Monday, September 30, 2024

Why Sound? (9/30/24)

While my current book project on Thalbach nuns centers on the question of sound and ceremony, my fascination with sound and soundscapes also helped to get me through the duties of my administrative years. As I pondered systematizing my thoughts, I toyed with several strategies (and blog titles, for that matter), and settled on Silences and Sounds as an overarching theme for the topics I want to engage with over the next long while. Today’s post explores sound as a critical element in my way of being in the world.

Why wallow in sound?

  • Because I’m a musicologist; sound is my operational focus
  • Because making sense of senses is a fundamental human activity 
  • For the resolutions of jangling discords into bliss, like in this Corelli example from Op. 3 No. 1

Corelli, Op 3 No. 1...

  • (If the clip won't launch, you can find it at https://www.youtube.com/watch?v=Mrg3uPORvV8, 1:09-1:31)

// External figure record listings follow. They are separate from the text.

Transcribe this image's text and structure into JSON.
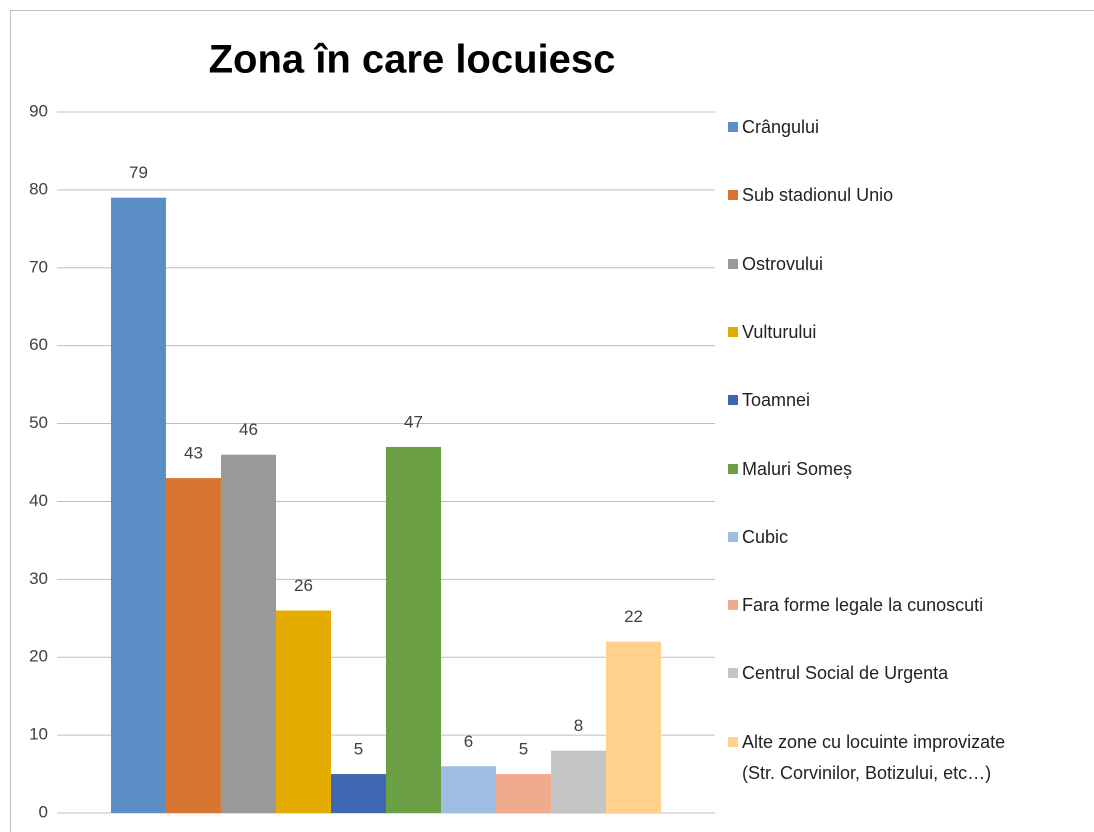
{
  "chart_data": {
    "type": "bar",
    "title": "Zona în care locuiesc",
    "categories": [
      null
    ],
    "series": [
      {
        "name": "Crângului",
        "color": "#5b8ec4",
        "values": [
          79
        ]
      },
      {
        "name": "Sub stadionul Unio",
        "color": "#d87431",
        "values": [
          43
        ]
      },
      {
        "name": "Ostrovului",
        "color": "#999999",
        "values": [
          46
        ]
      },
      {
        "name": "Vulturului",
        "color": "#e5ac00",
        "values": [
          26
        ]
      },
      {
        "name": "Toamnei",
        "color": "#3f66b0",
        "values": [
          5
        ]
      },
      {
        "name": "Maluri Someș",
        "color": "#6aa043",
        "values": [
          47
        ]
      },
      {
        "name": "Cubic",
        "color": "#9dbde2",
        "values": [
          6
        ]
      },
      {
        "name": "Fara forme legale la cunoscuti",
        "color": "#f0ab8f",
        "values": [
          5
        ]
      },
      {
        "name": "Centrul Social de Urgenta",
        "color": "#c4c4c4",
        "values": [
          8
        ]
      },
      {
        "name": "Alte zone cu locuinte improvizate\n(Str. Corvinilor, Botizului, etc…)",
        "color": "#ffd18a",
        "values": [
          22
        ]
      }
    ],
    "ylim": [
      0,
      90
    ],
    "yticks": [
      0,
      10,
      20,
      30,
      40,
      50,
      60,
      70,
      80,
      90
    ],
    "grid": true,
    "legend": "right"
  }
}
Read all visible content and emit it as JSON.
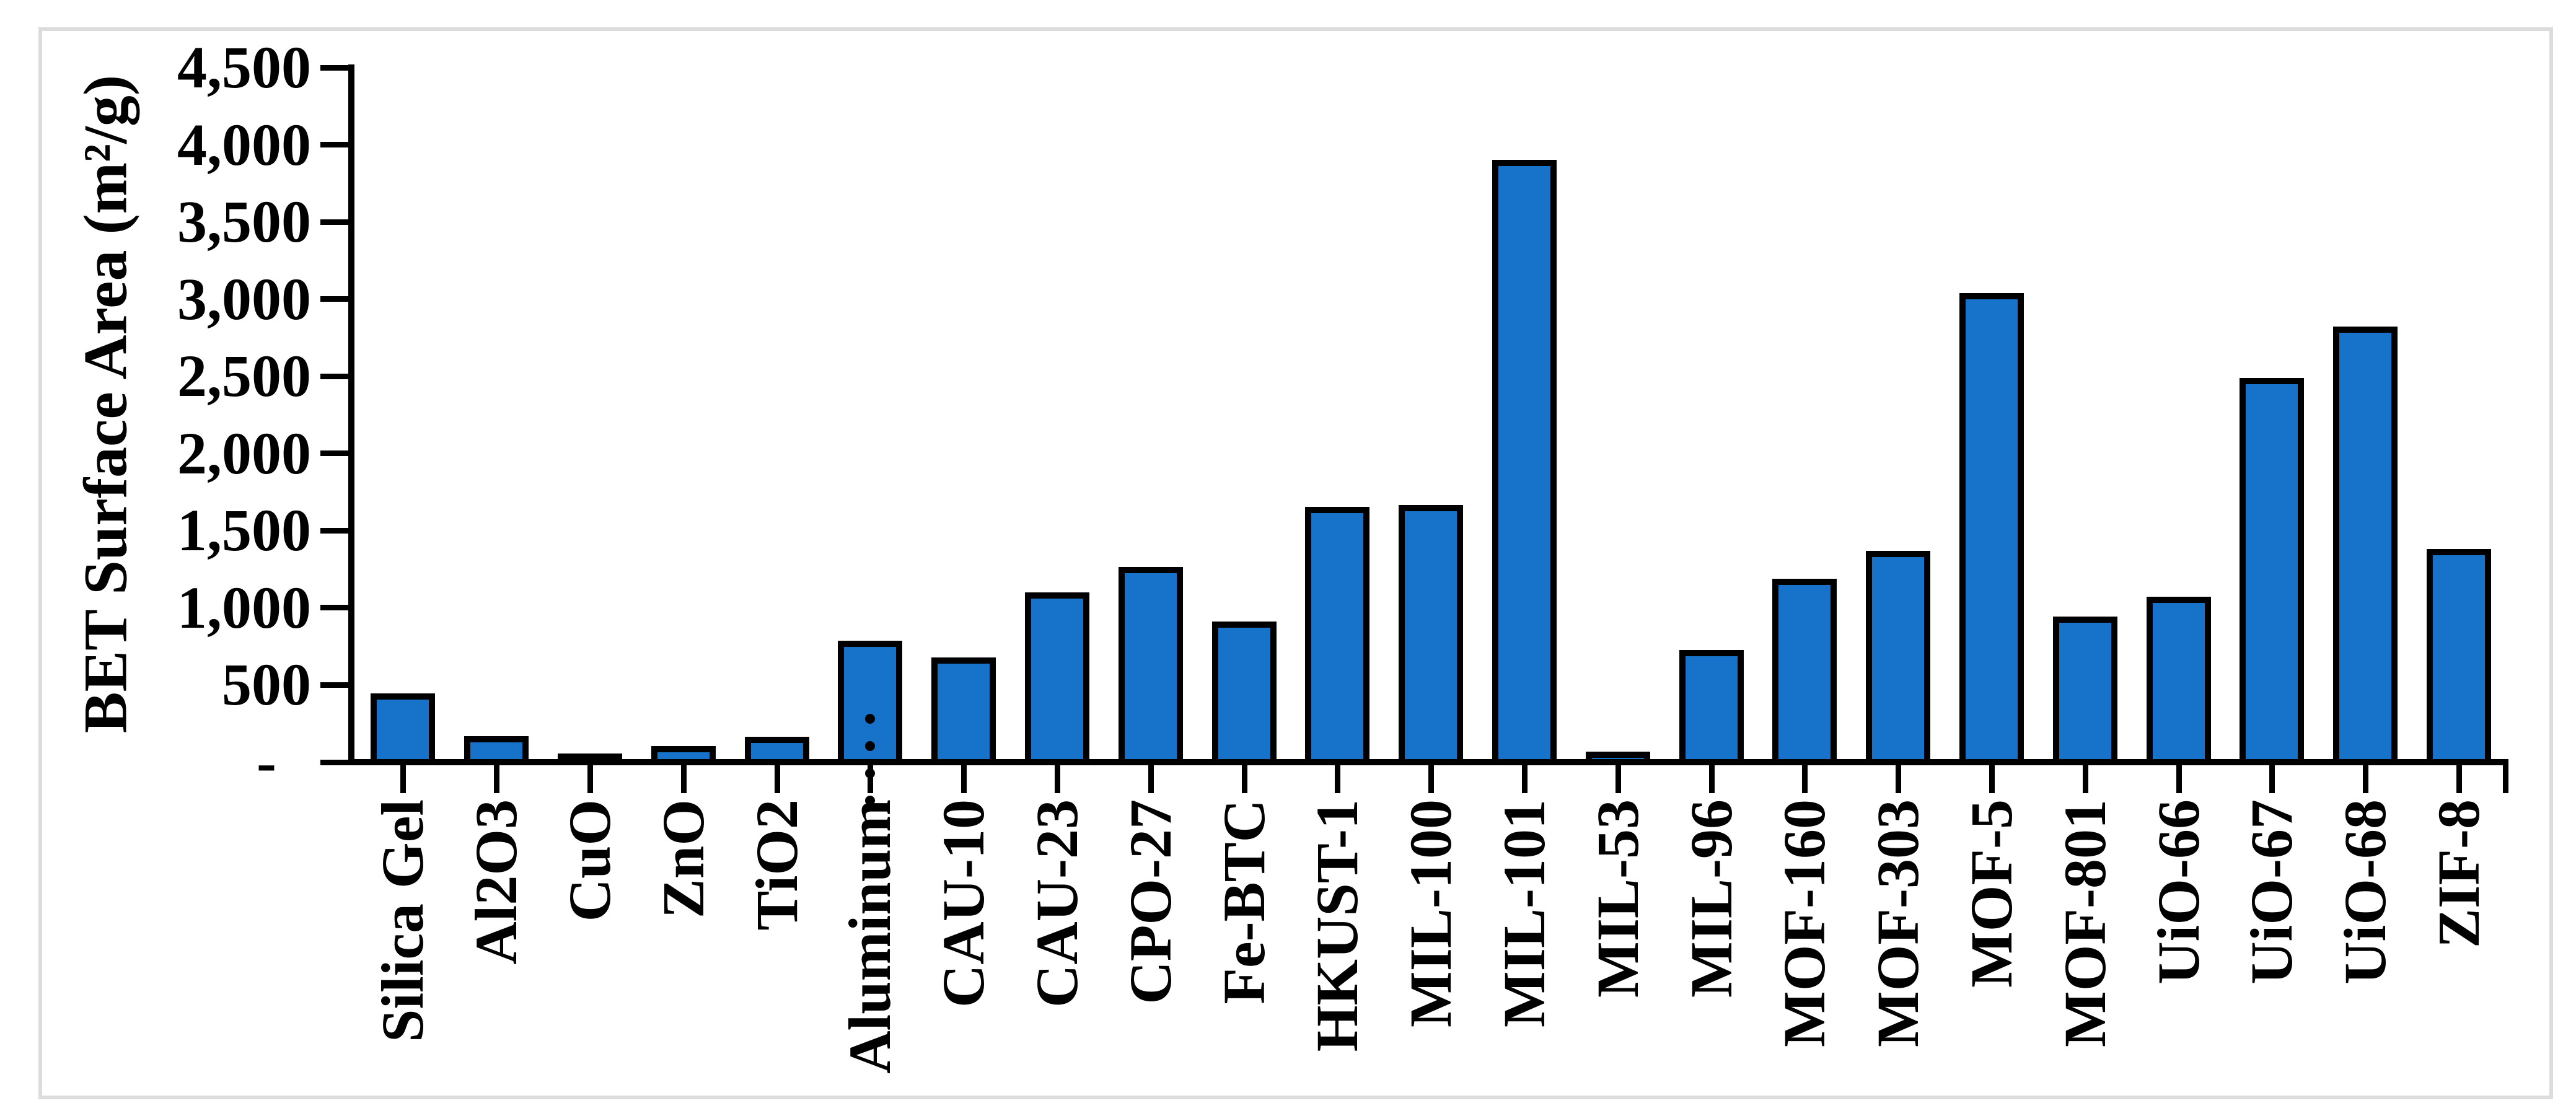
{
  "chart_data": {
    "type": "bar",
    "title": "",
    "xlabel": "",
    "ylabel": "BET Surface Area (m²/g)",
    "ylim": [
      0,
      4500
    ],
    "y_tick_step": 500,
    "y_tick_labels_bottom_to_top": [
      "-",
      "500",
      "1,000",
      "1,500",
      "2,000",
      "2,500",
      "3,000",
      "3,500",
      "4,000",
      "4,500"
    ],
    "grid": false,
    "legend": "none",
    "bar_fill_color": "#1773C9",
    "bar_border_color": "#000000",
    "frame_border_color": "#DCDCDC",
    "categories": [
      "Silica Gel",
      "Al2O3",
      "CuO",
      "ZnO",
      "TiO2",
      "Aluminum…",
      "CAU-10",
      "CAU-23",
      "CPO-27",
      "Fe-BTC",
      "HKUST-1",
      "MIL-100",
      "MIL-101",
      "MIL-53",
      "MIL-96",
      "MOF-160",
      "MOF-303",
      "MOF-5",
      "MOF-801",
      "UiO-66",
      "UiO-67",
      "UiO-68",
      "ZIF-8"
    ],
    "values": [
      405,
      130,
      15,
      65,
      125,
      745,
      640,
      1060,
      1225,
      870,
      1615,
      1625,
      3860,
      30,
      685,
      1150,
      1330,
      3000,
      905,
      1030,
      2450,
      2780,
      1340
    ]
  }
}
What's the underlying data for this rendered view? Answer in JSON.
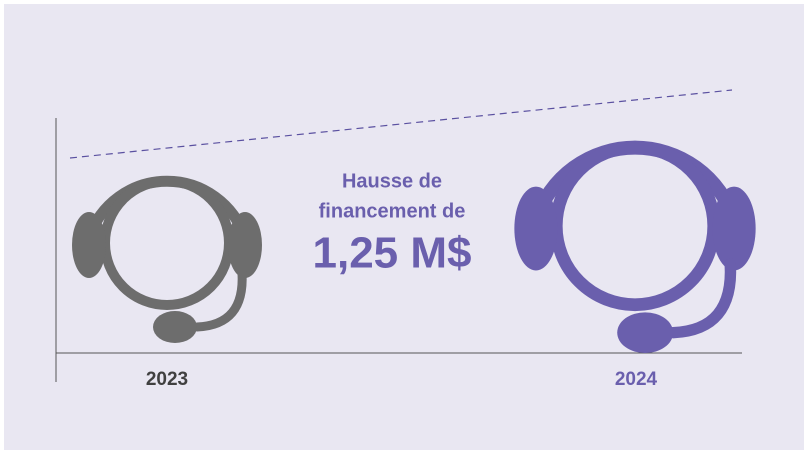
{
  "headline": {
    "line1": "Hausse de",
    "line2": "financement de",
    "amount": "1,25 M$"
  },
  "years": {
    "left": "2023",
    "right": "2024"
  }
}
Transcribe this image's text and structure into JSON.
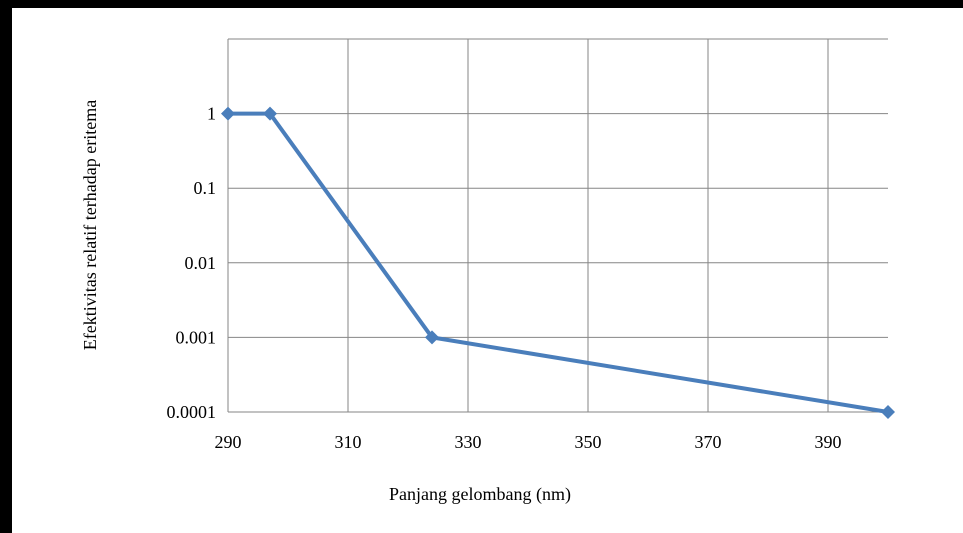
{
  "chart_data": {
    "type": "line",
    "x_label": "Panjang gelombang (nm)",
    "y_label": "Efektivitas  relatif terhadap eritema",
    "x": [
      290,
      297,
      324,
      400
    ],
    "series": [
      {
        "name": null,
        "color": "#4a7ebb",
        "values": [
          1,
          1,
          0.001,
          0.0001
        ]
      }
    ],
    "xlim": [
      290,
      400
    ],
    "xticks": [
      290,
      310,
      330,
      350,
      370,
      390
    ],
    "ylim": [
      0.0001,
      10
    ],
    "yticks": [
      0.0001,
      0.001,
      0.01,
      0.1,
      1
    ],
    "log_y": true,
    "grid": true
  }
}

Other reasons I'm interested in sound:

  • Because … noise, and beauty, and the serenity made manifest in an adagio
  • Because I get unutterably curious about representing one sense in another medium. I write ekphrastic poetry, for instance, turning image or melody into the flow of words.

 

On one side, a photo of a gull; on the other, an imagistic poem about gulls feeding after a storm

  • Because the outdoors has its own array of noises: crickets, early morning birds, wind through the trees
  • Because there is a seasonality to sound, one that I’d like to ponder on some more

An ear and a cupped hand to capture sound
  • Because back in the day after a particularly nasty virus, I transmogrified from having super-acute hearing to subpar acoustical detection skills. Surgery helped, but I still sometimes ache for that loss. As a result I think a lot about how one relates to the presence and absence of such stimuli and about the way sound impacts how we perceive the world.
  • Because Beethoven’s Heiligenstadt testament touches my soul even though the writing is raw and the human deeply flawed 
  • Because sound persists in memory, shaping and governing the stories we tell ourselves about being our truest selves. 
What are the critically important elements of sound in your life?